I noticed a woman with a tatoo on her back (about where the shoulderblade is), but I could not make it out as any kind of clear image. It looked like it must have been something once, but now looked like a blob. So, I was wondering, do tatoos age? I mean, can they change drastically from what they once started as? (Or, heck, maybe the lady likes a blob-like tatoo, right?)
Sure they can. Especially if you don’t take care of it. A lot of exposure to sunlight can make it fade or blur (that’s probably what happened to this woman, by the way). Using subpar ink to start with can make it run together. Bad technique - going too deep, for instance - or not taking care of it while it heals can also lead to problems.
It doesn’t happen to all tattoos - the one on my belly, for instance, is as bright and clear now as it was when I got it 10 years ago and will likely stay looking pretty good for a long time. But they do require a little upkeep and preplanning to stay attractive.

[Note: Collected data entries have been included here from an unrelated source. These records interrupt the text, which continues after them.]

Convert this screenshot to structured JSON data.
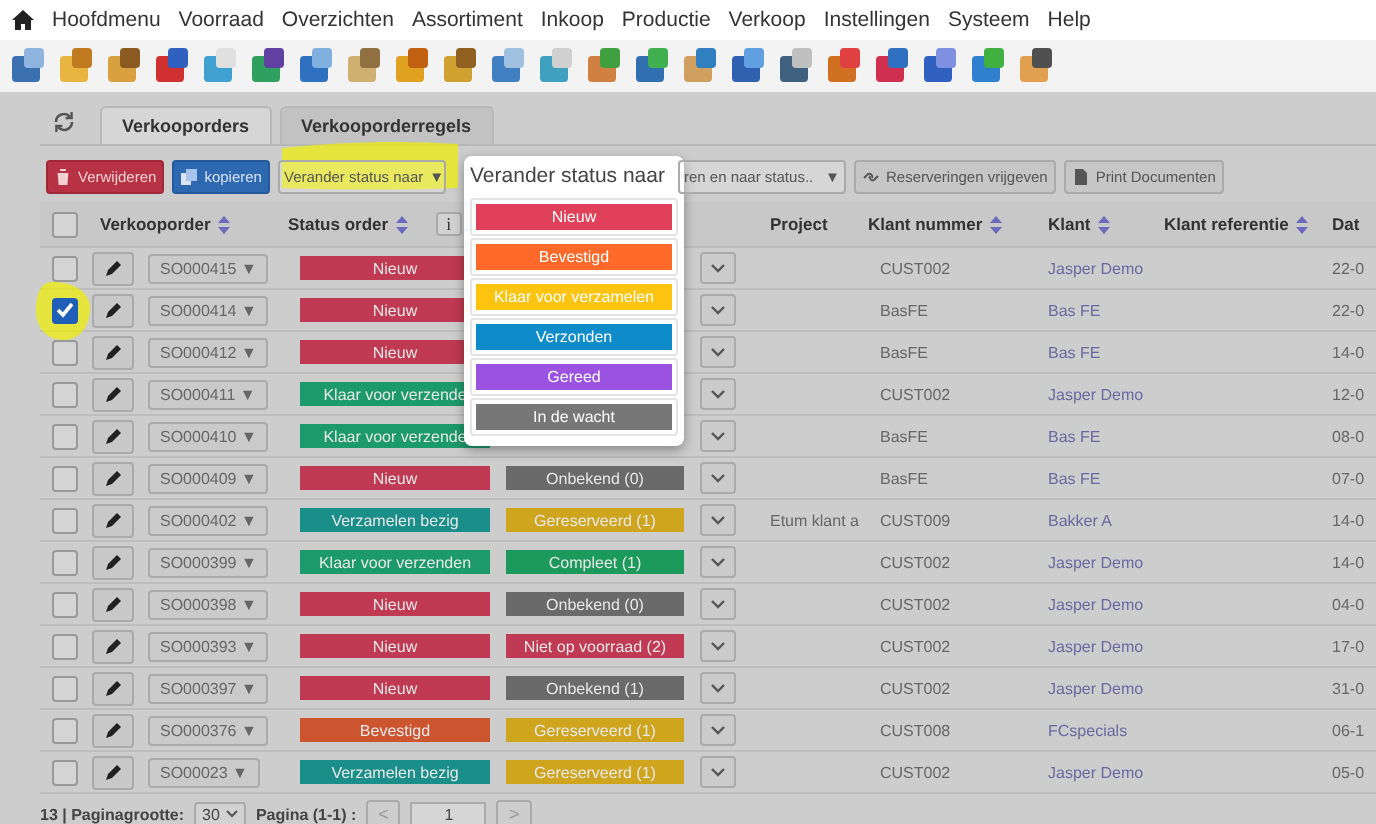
{
  "menu": [
    "Hoofdmenu",
    "Voorraad",
    "Overzichten",
    "Assortiment",
    "Inkoop",
    "Productie",
    "Verkoop",
    "Instellingen",
    "Systeem",
    "Help"
  ],
  "tabs": [
    {
      "label": "Verkooporders",
      "selected": true
    },
    {
      "label": "Verkooporderregels",
      "selected": false
    }
  ],
  "actions": {
    "delete": "Verwijderen",
    "copy": "kopieren",
    "status_select": "Verander status naar",
    "status_select_arrow": "▼",
    "cut_select": "ren en naar status..",
    "cut_select_arrow": "▼",
    "release": "Reserveringen vrijgeven",
    "print": "Print Documenten"
  },
  "columns": {
    "select_all_checked": false,
    "order": "Verkooporder",
    "status": "Status order",
    "info": "i",
    "project": "Project",
    "customer_no": "Klant nummer",
    "customer": "Klant",
    "reference": "Klant referentie",
    "date": "Dat"
  },
  "rows": [
    {
      "checked": false,
      "order": "SO000415 ▼",
      "status": {
        "label": "Nieuw",
        "color": "#bf3a52"
      },
      "customer_no": "CUST002",
      "customer": "Jasper Demo",
      "date": "22-0"
    },
    {
      "checked": true,
      "order": "SO000414 ▼",
      "status": {
        "label": "Nieuw",
        "color": "#bf3a52"
      },
      "customer_no": "BasFE",
      "customer": "Bas FE",
      "date": "22-0"
    },
    {
      "checked": false,
      "order": "SO000412 ▼",
      "status": {
        "label": "Nieuw",
        "color": "#bf3a52"
      },
      "customer_no": "BasFE",
      "customer": "Bas FE",
      "date": "14-0"
    },
    {
      "checked": false,
      "order": "SO000411 ▼",
      "status": {
        "label": "Klaar voor verzende",
        "color": "#1c9a6c"
      },
      "customer_no": "CUST002",
      "customer": "Jasper Demo",
      "date": "12-0"
    },
    {
      "checked": false,
      "order": "SO000410 ▼",
      "status": {
        "label": "Klaar voor verzende",
        "color": "#1c9a6c"
      },
      "customer_no": "BasFE",
      "customer": "Bas FE",
      "date": "08-0"
    },
    {
      "checked": false,
      "order": "SO000409 ▼",
      "status": {
        "label": "Nieuw",
        "color": "#bf3a52"
      },
      "delivery": {
        "label": "Onbekend (0)",
        "color": "#6a6a6a"
      },
      "customer_no": "BasFE",
      "customer": "Bas FE",
      "date": "07-0"
    },
    {
      "checked": false,
      "order": "SO000402 ▼",
      "status": {
        "label": "Verzamelen bezig",
        "color": "#1a8f8a"
      },
      "delivery": {
        "label": "Gereserveerd (1)",
        "color": "#cfa51e"
      },
      "project": "Etum klant a",
      "customer_no": "CUST009",
      "customer": "Bakker A",
      "date": "14-0"
    },
    {
      "checked": false,
      "order": "SO000399 ▼",
      "status": {
        "label": "Klaar voor verzenden",
        "color": "#1c9a6c"
      },
      "delivery": {
        "label": "Compleet (1)",
        "color": "#1c9a5c"
      },
      "customer_no": "CUST002",
      "customer": "Jasper Demo",
      "date": "14-0"
    },
    {
      "checked": false,
      "order": "SO000398 ▼",
      "status": {
        "label": "Nieuw",
        "color": "#bf3a52"
      },
      "delivery": {
        "label": "Onbekend (0)",
        "color": "#6a6a6a"
      },
      "customer_no": "CUST002",
      "customer": "Jasper Demo",
      "date": "04-0"
    },
    {
      "checked": false,
      "order": "SO000393 ▼",
      "status": {
        "label": "Nieuw",
        "color": "#bf3a52"
      },
      "delivery": {
        "label": "Niet op voorraad (2)",
        "color": "#bf3a52"
      },
      "customer_no": "CUST002",
      "customer": "Jasper Demo",
      "date": "17-0"
    },
    {
      "checked": false,
      "order": "SO000397 ▼",
      "status": {
        "label": "Nieuw",
        "color": "#bf3a52"
      },
      "delivery": {
        "label": "Onbekend (1)",
        "color": "#6a6a6a"
      },
      "customer_no": "CUST002",
      "customer": "Jasper Demo",
      "date": "31-0"
    },
    {
      "checked": false,
      "order": "SO000376 ▼",
      "status": {
        "label": "Bevestigd",
        "color": "#cc5530"
      },
      "delivery": {
        "label": "Gereserveerd (1)",
        "color": "#cfa51e"
      },
      "customer_no": "CUST008",
      "customer": "FCspecials",
      "date": "06-1"
    },
    {
      "checked": false,
      "order": "SO00023 ▼",
      "status": {
        "label": "Verzamelen bezig",
        "color": "#1a8f8a"
      },
      "delivery": {
        "label": "Gereserveerd (1)",
        "color": "#cfa51e"
      },
      "customer_no": "CUST002",
      "customer": "Jasper Demo",
      "date": "05-0"
    }
  ],
  "footer": {
    "count": "13 | Paginagrootte:",
    "page_size": "30",
    "page": "Pagina (1-1) :",
    "prev": "<",
    "page_input": "1",
    "next": ">"
  },
  "popup": {
    "title": "Verander status naar",
    "options": [
      {
        "label": "Nieuw",
        "color": "#e0405a"
      },
      {
        "label": "Bevestigd",
        "color": "#ff6a2a"
      },
      {
        "label": "Klaar voor verzamelen",
        "color": "#ffc410"
      },
      {
        "label": "Verzonden",
        "color": "#0e8cca"
      },
      {
        "label": "Gereed",
        "color": "#9b52e0"
      },
      {
        "label": "In de wacht",
        "color": "#777777"
      }
    ]
  }
}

Maybe this is a phenomenon that is seem less frequently now, but when I was a kid n the 1970s, it was common to see crusty WWI and WWII vets with completely undefined blue blobs on their arms that may have once been anchors, seals of their branch of service, “Mom”, and the like. Since tattoos were’t really a popular culture phenomenon in the 1970s and 1980s, except among a very rough crowd, there was little else to compare those blue blobs with.
Yep, with better inks, better techniques, and a better understanding of aftercare, those used-to-be-a-bulldog blobs are getting rarer and rarer.
On the other hand, there’s been a tattooist set up in a booth at the local flea market recently, and I suspect anything you get at a dirt mall is going to be warped and blobby within a year or two. But that could just be the tattoo snob in me talking.
UV light (sunlight) will degrade the ink in a tattoo. The effect will be to blur and fade.
Skin stretches and loses elasticity as well as a normal part of aging. This will also blur and fade a tattoo.
…part of the reason I’m not big on tattoos. The skin is just too dynamic a template.